As the three protagonists struggle through their lives in one time (1945) they are also struggling through their lives in another time (the “present” in which the story is set, not indicated but probably about 1950) when the nation is just beginning to recover from the war. Shigematsu, now a hibakusha (a survivor of the atom bombing) suffers from the after effects of radiation sickness, and worries about Yasuko’s need to marry. At the same time, day after day, he writes his memories of the bombing down, reliving the nightmare and the moments of tranquillity amidst the horror. The present is tranquil but not fully so; the past was horrible, but in retrospect, perhaps not fully so. And there is one final threat that looms like a doom-laden shadow over everything, something everyone is determined to ignore until it is too late.

This isn’t a pleasant book to read. It’s full of immense power, and often gut-wrenchingly descriptive. It’s not about politics or right and wrong, but only about the lives of a few “small people” trying to stay alive, and wondering, when it’s all over, if it was worth it.

The translation (by John Bester) is excellent, and preserves the Japanese ethos. You never feel as though you’re reading about Europeans in Japanese clothing.

My favourite quote (from Shigematsu’s diary, after discovering that soldiers have stolen a supply of rice): “In olden times, people used to say that in an area badly ravaged by war it took a century to repair the moral damage done to the inhabitants.” Can one doubt that “…they (were) right”?
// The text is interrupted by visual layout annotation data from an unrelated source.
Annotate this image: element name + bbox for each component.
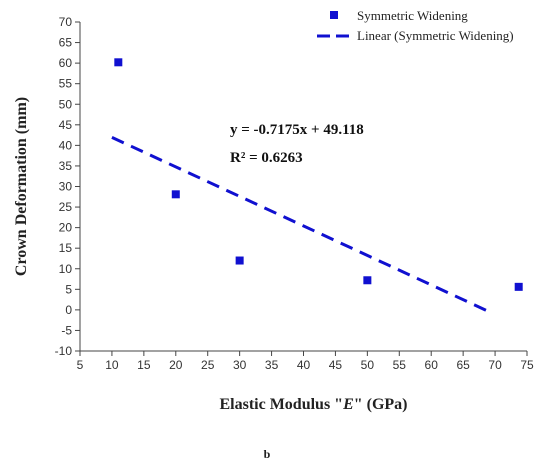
y-ticks: -10 -5 0 5 10 15 20 25 30 35 40 45 50 55 60 65 70 [55, 15, 80, 358]
x-tick-label: 35 [265, 358, 279, 372]
y-tick-label: 25 [59, 200, 73, 214]
y-tick-label: 50 [59, 97, 73, 111]
x-ticks: 5 10 15 20 25 30 35 40 45 50 55 60 65 70 75 [77, 351, 534, 372]
figure-caption: b [264, 447, 271, 461]
x-axis-title: Elastic Modulus "E" (GPa) [219, 396, 407, 413]
x-tick-label: 60 [425, 358, 439, 372]
y-tick-label: 20 [59, 221, 73, 235]
x-tick-label: 45 [329, 358, 343, 372]
data-point [363, 276, 372, 285]
trendline-line [111, 136, 493, 315]
axes [79, 22, 527, 352]
y-tick-label: 60 [59, 56, 73, 70]
data-point [171, 190, 180, 199]
y-tick-label: 65 [59, 36, 73, 50]
y-tick-label: 70 [59, 15, 73, 29]
legend-label-linear: Linear (Symmetric Widening) [357, 28, 514, 43]
x-tick-label: 10 [105, 358, 119, 372]
y-tick-label: 5 [65, 282, 72, 296]
data-point [114, 58, 123, 67]
y-tick-label: -10 [55, 344, 73, 358]
y-tick-label: 10 [59, 262, 73, 276]
x-tick-label: 5 [77, 358, 84, 372]
x-tick-label: 65 [456, 358, 470, 372]
x-tick-label: 25 [201, 358, 215, 372]
data-point [514, 282, 523, 291]
x-tick-label: 40 [297, 358, 311, 372]
trendline [111, 136, 493, 315]
y-tick-label: 55 [59, 77, 73, 91]
x-tick-label: 20 [169, 358, 183, 372]
data-point [235, 256, 244, 265]
x-tick-label: 55 [393, 358, 407, 372]
x-tick-label: 70 [488, 358, 502, 372]
y-tick-label: 45 [59, 118, 73, 132]
x-tick-label: 15 [137, 358, 151, 372]
legend-label-symmetric-widening: Symmetric Widening [357, 8, 468, 23]
y-tick-label: 0 [65, 303, 72, 317]
y-tick-label: -5 [61, 323, 72, 337]
x-tick-label: 30 [233, 358, 247, 372]
x-tick-label: 50 [361, 358, 375, 372]
data-points [114, 58, 523, 291]
y-tick-label: 30 [59, 180, 73, 194]
legend: Symmetric Widening Linear (Symmetric Wid… [317, 8, 514, 43]
y-tick-label: 15 [59, 241, 73, 255]
y-tick-label: 35 [59, 159, 73, 173]
y-tick-label: 40 [59, 138, 73, 152]
trendline-equation: y = -0.7175x + 49.118 [230, 122, 364, 138]
y-axis-title: Crown Deformation (mm) [13, 97, 30, 276]
legend-marker-symmetric-widening [330, 11, 338, 19]
x-tick-label: 75 [520, 358, 534, 372]
trendline-r-squared: R² = 0.6263 [230, 150, 303, 166]
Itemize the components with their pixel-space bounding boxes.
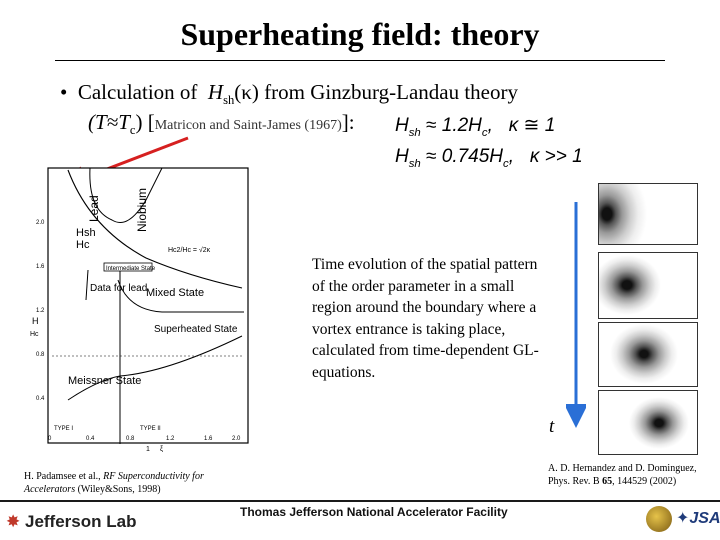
order-parameter-panel-4: [598, 390, 698, 455]
arrow-label-num: Hsh: [76, 227, 96, 239]
reference-right: A. D. Hernandez and D. Dominguez, Phys. …: [548, 462, 708, 488]
eq1-rhs-sub: c: [481, 126, 488, 139]
description-text: Time evolution of the spatial pattern of…: [312, 256, 539, 381]
eq1-lhs: H: [395, 115, 409, 136]
hsh-curve: [67, 169, 243, 289]
x-tick: 0: [48, 436, 52, 442]
upper-curve: [89, 167, 163, 223]
y-tick: 0.4: [36, 396, 45, 402]
bullet-prefix: Calculation of: [77, 80, 198, 104]
footer-rule: [0, 500, 720, 502]
h-sub: sh: [223, 93, 235, 108]
x-ticks: 0 0.4 0.8 1.2 1.6 2.0: [48, 436, 241, 442]
kappa-paren: (κ): [234, 80, 259, 104]
eq2-lhs: H: [395, 146, 409, 167]
order-parameter-panel-1: [598, 183, 698, 245]
ref-right-vol: 65: [602, 476, 613, 487]
title-underline: [55, 60, 665, 61]
slide-title: Superheating field: theory: [180, 16, 540, 52]
doe-seal-icon: [646, 506, 672, 532]
ref-left-authors: H. Padamsee et al.,: [24, 471, 104, 482]
reference-left: H. Padamsee et al., RF Superconductivity…: [24, 470, 244, 496]
eq2-rhs: 0.745H: [441, 146, 504, 167]
x-tick: 0.8: [126, 436, 135, 442]
temp-open: (T≈T: [88, 110, 130, 134]
x-tick: 2.0: [232, 436, 241, 442]
footer-facility: Thomas Jefferson National Accelerator Fa…: [240, 505, 508, 519]
xlabel-num: 1: [146, 446, 150, 452]
equation-1: Hsh ≈ 1.2Hc, κ ≅ 1: [395, 115, 556, 139]
eq2-cond: κ >> 1: [529, 146, 583, 167]
eq2-rhs-sub: c: [503, 157, 509, 170]
xlabel-den: ξ: [160, 446, 163, 452]
region-niobium: Niobium: [135, 188, 149, 232]
equation-2: Hsh ≈ 0.745Hc, κ >> 1: [395, 146, 583, 170]
bullet-line-2: (T≈Tc) [Matricon and Saint-James (1967)]…: [88, 110, 355, 138]
annotation-data-for-lead: Data for lead: [90, 283, 147, 294]
eq1-rel: ≈: [426, 115, 437, 136]
x-tick: 0.4: [86, 436, 95, 442]
eq1-rhs: 1.2H: [441, 115, 482, 136]
y-tick: 2.0: [36, 220, 45, 226]
data-marker: [85, 269, 89, 301]
bracket-end: ]:: [341, 110, 355, 134]
eq1-lhs-sub: sh: [408, 126, 421, 139]
box-label: Intermediate State: [106, 266, 156, 272]
time-label: t: [549, 416, 555, 437]
x-tick: 1.6: [204, 436, 213, 442]
temp-sub: c: [129, 123, 136, 138]
h-symbol: H: [207, 80, 224, 104]
formula-label: Hc2/Hc = √2κ: [168, 246, 211, 254]
ref-right-rest: , 144529 (2002): [612, 476, 677, 487]
ref-left-title: RF Superconductivity for Accelerators: [24, 471, 204, 495]
time-arrow: [566, 202, 586, 428]
state-box: [103, 262, 153, 272]
ylabel-num: H: [32, 316, 39, 326]
temp-close: ) [: [135, 110, 155, 134]
type-i-label: TYPE I: [54, 426, 73, 432]
y-tick: 1.2: [36, 308, 45, 314]
region-lead: Lead: [87, 195, 101, 222]
y-tick: 0.8: [36, 352, 45, 358]
citation: Matricon and Saint-James (1967): [154, 118, 342, 133]
ref-left-pub: (Wiley&Sons, 1998): [75, 484, 161, 495]
eq1-cond: κ ≅ 1: [508, 115, 556, 136]
bullet-marker: •: [60, 80, 68, 104]
y-tick: 1.6: [36, 264, 45, 270]
order-parameter-panel-2: [598, 252, 698, 319]
bullet-line-1: • Calculation of Hsh(κ) from Ginzburg-La…: [60, 80, 518, 108]
phase-diagram: Lead Niobium Mixed State Superheated Sta…: [30, 167, 249, 452]
hc1-curve: [67, 335, 243, 401]
arrow-label-den: Hc: [76, 239, 90, 251]
jlab-logo-text: Jefferson Lab: [24, 512, 137, 531]
order-parameter-panel-3: [598, 322, 698, 387]
jefferson-lab-logo: ✸ Jefferson Lab: [6, 512, 136, 532]
type-ii-label: TYPE II: [140, 426, 161, 432]
region-mixed: Mixed State: [146, 287, 204, 299]
region-meissner: Meissner State: [68, 375, 141, 387]
x-tick: 1.2: [166, 436, 175, 442]
bullet-suffix: from Ginzburg-Landau theory: [264, 80, 518, 104]
jlab-logo-mark-icon: ✸: [6, 512, 21, 531]
eq2-rel: ≈: [426, 146, 437, 167]
y-ticks: 2.0 1.6 1.2 0.8 0.4: [36, 220, 45, 402]
eq2-lhs-sub: sh: [408, 157, 421, 170]
ylabel-den: Hc: [30, 331, 39, 338]
ref-right-text: A. D. Hernandez and D. Dominguez, Phys. …: [548, 463, 697, 487]
region-superheated: Superheated State: [154, 324, 238, 335]
jsa-logo-icon: ✦JSA: [676, 510, 720, 527]
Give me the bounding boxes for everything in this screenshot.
A word about the title: Kuroi Ame, black rain, refers to the radioactive fallout that descended on Hiroshima from the mushroom cloud in the form of back rain, which left stains that could not be rubbed off. 

Certainly not for the squeamish, this is a book that should be required reading for every thinking person, no matter what your beliefs are.

Read it.



1 comment:

  1. As I mentioned elsewhere, I once asked my father (a US Air Force Colonel) why he didn't believe in 'god'.

    "Because I've seen Hiroshima," was his reply.